Struck by that everyday poetry, I decided to try it myself this morning, and I wished the waiter who served me breakfast يسلم يدك ("Yislamu eedayk."). From the smile and the profusion of words that followed, I suspected I had said the right thing, but who knows? The man could have had a sense of humor and been calling me a dog and the son of unworthy parents.

But he also placed his right palm on his chest, which was the clincher, because
"Placing the palm of the right hand on the chest immediately after shaking hands with another man shows respect or thanks. A very slight bow of the head may also be added."
and
"Placing the palm of the right hand on the chest, bowing the head a little and closing one’s eyes connotes `Thank You' (in the name of Allah)."
This was the greatest and most gratifying effusion of good feeling I had received since I wished the locals "Eid Mubarak" in Tunisia.  So who says crime fiction can't be educational? Thanks, Matt.

(Learn about Arabic gestures including the ones described here at a Web site that bears the evocative name www.bellydanceuk.co.uk.)

© Peter Rozovsky 2012

Labels: , , , , ,

4 Comments:

Blogger seana said...

Lovely.

March 13, 2012  
Blogger Peter Rozovsky said...

Thanks. I had a feeling you might like this one.
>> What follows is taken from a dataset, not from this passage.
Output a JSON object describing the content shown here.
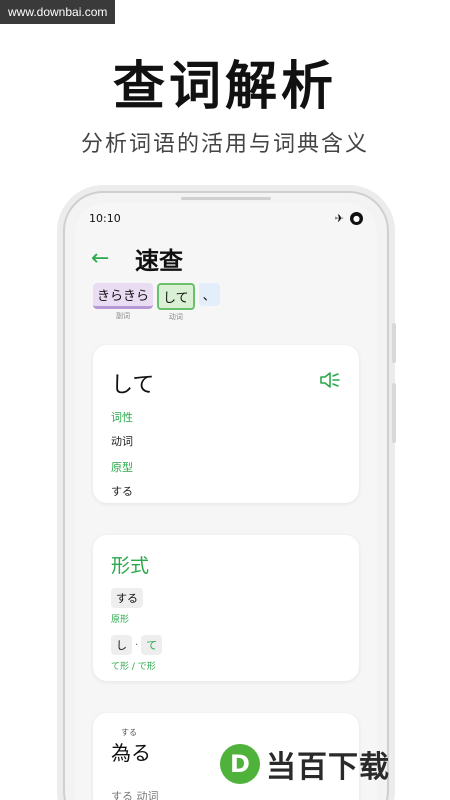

It's one of those events that makes travel worth doing, even in the bite-size chunks in which most of we North Americans do our traveling.

March 13, 2012  
Anonymous Matt Rees said...

You're welcome, Peter. Or 'afwan, as they'd say in this part of the world. I'm enjoying your Mideast posts, and I'm glad you didn't have to go in the back of the truck with the donkey... ;)

March 22, 2012  
Blogger Peter Rozovsky said...

I used the lessons well in Jerusalem and Bethlehem, though I did not chat with locals in Hebron. My greetings even led to a friendly lesson from a hotel maid about the differences in pronunciation between Palestinian Arabic and the variety spoken in Syria.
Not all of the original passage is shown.